Posts Tagged ‘college’

college ahead

When the kids were growing up, I always insisted that all 5 of them would go to college. I did not do well in school. I hated it and finally graduated from an adult school when I was 20. I did make a couple of attempts at college and finally earned an associates degree in 2011, just before my 41st birthday. I wanted more for my kids and always pushed them to value their education.

I always assumed that they would want college as much as I wanted it for them. As they have started to grow into adulthood, I have realized that I may have to change my expectations.

My 20 year old daughter, Cherokee, graduated from high school in 2012 as a member of the National Honor Society. She had taken several AP classes in high school and was on her way to college. She did start college in the Fall of 2012. She was going to apply for nursing school and become a pediatric nurse or a medical missionary. That was the plan. Almost immediately, she started to falter. She realized that she doesn’t like hospitals or needles. She really did not have any idea of what she wanted to do. In October, she found out she was pregnant and left school after one semester. She talks about returning to a community college. She is intelligent, independent, and motivated and I have no doubt that she will figure it all out. At this moment, she is working and focused on being mommy to a beautiful baby girl.

My 18 year old daughter, Kiowa, has surprised me by being the one who is in college now. My surprise is only because Kiowa has always hated school. She is smart, but academics has not come easy for her. She graduated high school this past June (2013) and started classes at our local community college in August. She is majoring in visual communications. She wants to do video in a news room. I think this college experience will open many doors for her and I think she will stick with it. She still struggles academically, but she is determined. She is the one I didn’t think I’d see in college and she is the one who will make it work.

My 17 year old daughter, Cree, is a lot like Cherokee. She has always done well in school. She is taking AP classes as a junior in high school, but has no idea what she wants to go to college for. She loves art and is a budding artist, but isn’t sure if that’s really what she wants to go to school for. I sat down with her and we discussed her options. As I have become enlightened, I have realized that college is not for everyone. Some people will never go or simply need some time to experience the world. As my girls have become young adults and have struggled to find themselves, I have discovered that 18 is such a young age to know what you want to do with the rest of your life. Cree is a student leader in her youth group at church. She loves the camps and retreats. She went on a week long camping trip to a youth center in Colorado in June and loved it. She loved Colorado. She is seriously considering doing a year long internship at the center when she graduates high school. I think this would be a great experience for her.
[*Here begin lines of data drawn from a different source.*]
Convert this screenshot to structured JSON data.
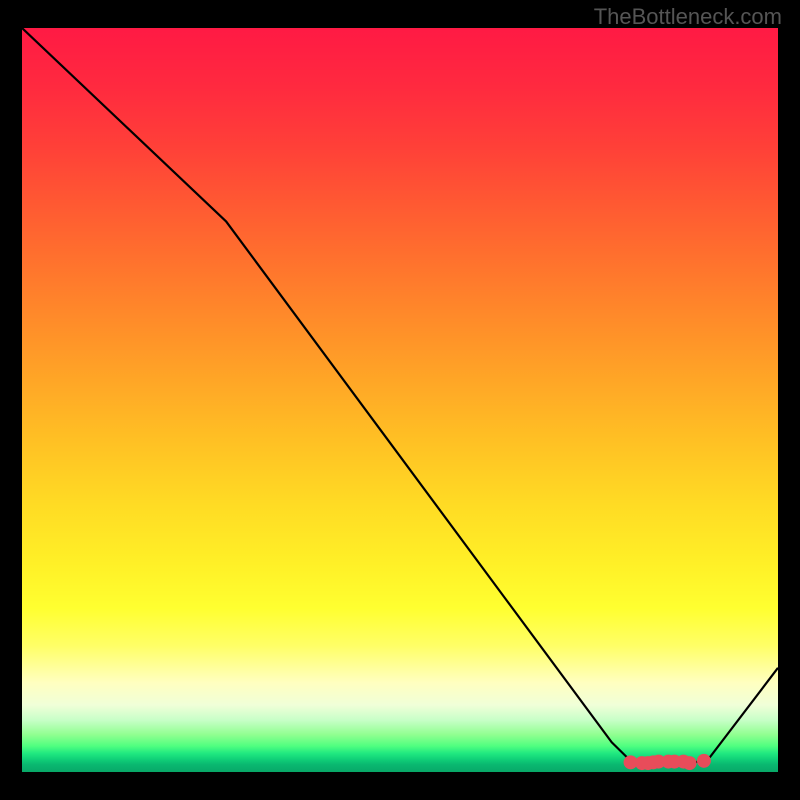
{
  "watermark": "TheBottleneck.com",
  "chart_data": {
    "type": "line",
    "title": "",
    "xlabel": "",
    "ylabel": "",
    "xlim": [
      0,
      100
    ],
    "ylim": [
      0,
      100
    ],
    "x": [
      0,
      27,
      78,
      80,
      81.5,
      83,
      84,
      85.5,
      87,
      88.5,
      90,
      91,
      100
    ],
    "values": [
      100,
      74,
      4,
      2,
      1.2,
      1.2,
      1.4,
      1.4,
      1.4,
      1.2,
      1.5,
      2,
      14
    ],
    "markers": {
      "x": [
        80.5,
        82,
        82.8,
        83.5,
        84.2,
        85.5,
        86.3,
        87.5,
        88.3,
        90.2
      ],
      "y": [
        1.3,
        1.2,
        1.2,
        1.3,
        1.4,
        1.4,
        1.4,
        1.4,
        1.2,
        1.5
      ],
      "color": "#e84c5a",
      "size": 7
    },
    "line_color": "#000000",
    "line_width": 2.2
  }
}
I have two sons Talon, 13 and Ty 11. My sons are not academically inclined. Talon is doing well in 7th grade, but does not like school. He talks about college, but time will tell. Talon likes to fix things and build things. Ty loves cars and nothing else. They both love being outdoors. I am excited to see what the future holds for these two sons of mine.

My kids have taught me these last couple of years not to push my own agenda on them. I want the best for them, but they need to find out for themselves who they are and what they want to do with their lives. Even if they make mistakes. I need to allow them to spread their wings and fly. It is a hard thing for a mom to do. I hate sitting back and watching a potential train wreck. I want to run to them waving a red flag in warning. We can’t always do that. At some point we have to let them choose their own path. They know that I am always here for them, but I can not live their lives for them. At some point I need to place them lovingly into the strong hands of our heavenly Father and trust that He will guide them in their journey through life. This does not happen without tears being shed. I am excited to see what great things they will do, but I also want to hold them close and protect them from the pain of the world. College is not everything. Life is a classroom and sometimes we learn our most important lessons there.